E a magistratura tem uma Ética?

Neste capítulo defendo que o ofício de magistrado deve guiar-se por uma ética e sugiro veredas para a efetivação dessa ética.

A magistratura é mais que uma profissão. A Ética do Magistrado é mais que uma Ética profissional.

A função de magistrado é uma função sagrada. Daí a advertência do Profeta Isaías:

“Estabelecerás juízes e magistrados de todas as tuas portas, para que julguem o povo com retidão de Justiça”.

Somente com o suplemento da Graça Divina pode um ser humano julgar.

A sociedade exige dos magistrados uma conduta exemplarmente ética. Atitudes que podem ser compreendidas, perdoadas ou minimizadas, quando são assumidas pelo cidadão comum, essas mesmas atitudes são absolutamente inaceitáveis quando partem de um magistrado.

Tentarei arrolar alguns princípios que suponho devam orientar a ética do magistrado:

1) A imparcialidade. Nada de proteger ou perseguir quem quer que seja. O juiz é o fiel da balança, a imparcialidade é inerente à função de julgar. Se o juiz de futebol deve ser criterioso ao marcar faltas, ou anular gols, quão mais imparcial deve ser o Juiz de Direito que decide sobre direitos da pessoa.

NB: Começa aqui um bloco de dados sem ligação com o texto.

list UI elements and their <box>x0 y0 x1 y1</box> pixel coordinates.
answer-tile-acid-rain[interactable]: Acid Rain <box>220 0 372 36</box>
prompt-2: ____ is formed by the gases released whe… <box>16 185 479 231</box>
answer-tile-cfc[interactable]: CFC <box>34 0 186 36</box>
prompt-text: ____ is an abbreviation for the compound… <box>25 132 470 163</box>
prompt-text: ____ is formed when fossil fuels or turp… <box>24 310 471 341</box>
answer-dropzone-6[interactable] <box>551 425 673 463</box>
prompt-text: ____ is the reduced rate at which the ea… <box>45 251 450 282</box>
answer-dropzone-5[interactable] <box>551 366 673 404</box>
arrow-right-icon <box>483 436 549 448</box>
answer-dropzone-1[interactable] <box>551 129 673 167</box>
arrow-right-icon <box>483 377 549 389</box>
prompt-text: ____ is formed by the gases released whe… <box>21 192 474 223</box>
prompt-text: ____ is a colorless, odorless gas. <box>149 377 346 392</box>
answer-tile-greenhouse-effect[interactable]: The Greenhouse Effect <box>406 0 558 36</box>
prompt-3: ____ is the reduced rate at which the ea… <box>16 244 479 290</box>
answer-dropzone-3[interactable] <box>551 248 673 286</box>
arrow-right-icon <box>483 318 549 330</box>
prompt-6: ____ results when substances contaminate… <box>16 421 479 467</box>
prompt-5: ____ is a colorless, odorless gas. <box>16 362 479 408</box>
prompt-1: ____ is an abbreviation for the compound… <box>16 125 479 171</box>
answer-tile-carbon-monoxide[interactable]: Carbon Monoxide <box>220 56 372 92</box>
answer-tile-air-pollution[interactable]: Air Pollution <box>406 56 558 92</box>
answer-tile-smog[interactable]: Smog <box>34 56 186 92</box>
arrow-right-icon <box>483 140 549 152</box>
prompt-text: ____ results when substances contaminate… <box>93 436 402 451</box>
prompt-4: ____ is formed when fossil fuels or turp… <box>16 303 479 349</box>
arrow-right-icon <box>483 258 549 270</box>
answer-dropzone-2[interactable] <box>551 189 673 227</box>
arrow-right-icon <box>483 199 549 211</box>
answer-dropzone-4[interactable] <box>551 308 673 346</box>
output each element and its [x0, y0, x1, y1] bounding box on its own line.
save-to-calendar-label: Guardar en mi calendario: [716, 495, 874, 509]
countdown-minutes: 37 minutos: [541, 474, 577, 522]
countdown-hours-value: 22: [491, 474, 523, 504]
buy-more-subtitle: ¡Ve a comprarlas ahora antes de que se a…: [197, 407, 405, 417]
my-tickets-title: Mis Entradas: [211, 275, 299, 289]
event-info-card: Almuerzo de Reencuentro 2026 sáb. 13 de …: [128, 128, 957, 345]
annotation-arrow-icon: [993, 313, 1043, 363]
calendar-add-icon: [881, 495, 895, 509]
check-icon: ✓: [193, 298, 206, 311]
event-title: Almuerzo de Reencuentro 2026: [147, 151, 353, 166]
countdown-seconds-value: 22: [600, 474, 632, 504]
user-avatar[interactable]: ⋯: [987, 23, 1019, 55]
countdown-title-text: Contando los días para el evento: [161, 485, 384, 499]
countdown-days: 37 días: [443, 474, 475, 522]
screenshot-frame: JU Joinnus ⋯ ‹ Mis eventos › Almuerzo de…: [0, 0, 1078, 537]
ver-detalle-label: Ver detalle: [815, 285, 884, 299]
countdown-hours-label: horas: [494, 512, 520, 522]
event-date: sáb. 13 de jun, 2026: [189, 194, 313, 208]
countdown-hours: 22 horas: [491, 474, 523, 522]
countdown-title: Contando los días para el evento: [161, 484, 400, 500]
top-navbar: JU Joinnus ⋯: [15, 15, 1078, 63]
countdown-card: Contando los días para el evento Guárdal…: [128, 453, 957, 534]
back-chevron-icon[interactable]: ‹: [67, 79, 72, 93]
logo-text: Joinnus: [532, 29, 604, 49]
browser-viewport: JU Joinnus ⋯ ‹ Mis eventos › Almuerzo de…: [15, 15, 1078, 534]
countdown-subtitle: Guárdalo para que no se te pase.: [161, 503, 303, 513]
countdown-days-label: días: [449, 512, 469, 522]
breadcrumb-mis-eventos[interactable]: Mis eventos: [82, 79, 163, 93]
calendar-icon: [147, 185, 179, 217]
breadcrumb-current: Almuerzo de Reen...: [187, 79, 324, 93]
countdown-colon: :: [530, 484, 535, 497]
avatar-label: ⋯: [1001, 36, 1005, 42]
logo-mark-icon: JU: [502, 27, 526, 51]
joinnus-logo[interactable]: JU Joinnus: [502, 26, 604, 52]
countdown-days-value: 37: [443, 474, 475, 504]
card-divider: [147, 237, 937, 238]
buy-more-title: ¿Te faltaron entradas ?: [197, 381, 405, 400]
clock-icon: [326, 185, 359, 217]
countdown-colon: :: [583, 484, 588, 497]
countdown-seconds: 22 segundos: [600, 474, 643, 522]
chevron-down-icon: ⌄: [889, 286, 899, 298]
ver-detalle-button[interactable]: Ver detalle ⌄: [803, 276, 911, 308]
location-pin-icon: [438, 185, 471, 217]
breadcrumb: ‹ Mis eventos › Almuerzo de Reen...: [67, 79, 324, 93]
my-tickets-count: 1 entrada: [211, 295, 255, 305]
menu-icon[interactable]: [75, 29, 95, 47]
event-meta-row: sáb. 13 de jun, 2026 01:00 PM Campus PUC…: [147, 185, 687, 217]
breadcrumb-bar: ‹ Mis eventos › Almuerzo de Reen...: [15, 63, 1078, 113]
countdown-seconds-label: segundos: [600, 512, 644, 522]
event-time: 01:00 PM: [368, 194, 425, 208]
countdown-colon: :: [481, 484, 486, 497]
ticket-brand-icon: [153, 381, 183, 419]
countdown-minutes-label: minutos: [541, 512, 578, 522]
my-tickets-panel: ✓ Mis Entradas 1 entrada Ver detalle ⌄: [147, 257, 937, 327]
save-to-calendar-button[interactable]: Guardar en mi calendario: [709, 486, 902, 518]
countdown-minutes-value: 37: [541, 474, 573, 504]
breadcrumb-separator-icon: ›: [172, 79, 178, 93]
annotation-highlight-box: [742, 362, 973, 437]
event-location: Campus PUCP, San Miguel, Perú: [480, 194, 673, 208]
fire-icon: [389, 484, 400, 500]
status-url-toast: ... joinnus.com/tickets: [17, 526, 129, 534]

2) O amor ao trabalho. O ofício do juiz exige dedicação. A preguiça é sempre viciosa, mas até que pode ser tolerada no comum dos mortais. Na magistratura, a preguiça causa muitos danos às partes.

3) A pontualidade, o zelo pelo cumprimento dos prazos. É certo que há um acúmulo muito grande de processos na Justiça. O juiz não é o responsável por esse desacerto mas, no que depende dele, deve esforçar-se para que as causas não contem tempo por quinquênio ou decênio, como verberou Rui Barbosa. Se por qualquer razão ocorre atraso, no início de uma audiência, o juiz tem o dever de justificar-se perante as partes. Não pode achar que é natural deixar os cidadãos plantados numa sala contígua, esperando, esperando, esperando.

4) A urbanidade. O magistrado deve tratar as partes, as testemunhas, os serventuários e funcionários com extrema cortesia. O juiz é um servidor da sociedade, ter boa educação no cotidiano é o mínimo que se pode exigir dele. A prepotência, a arrogância, o autoritarismo são atitudes que deslustram o magistrado.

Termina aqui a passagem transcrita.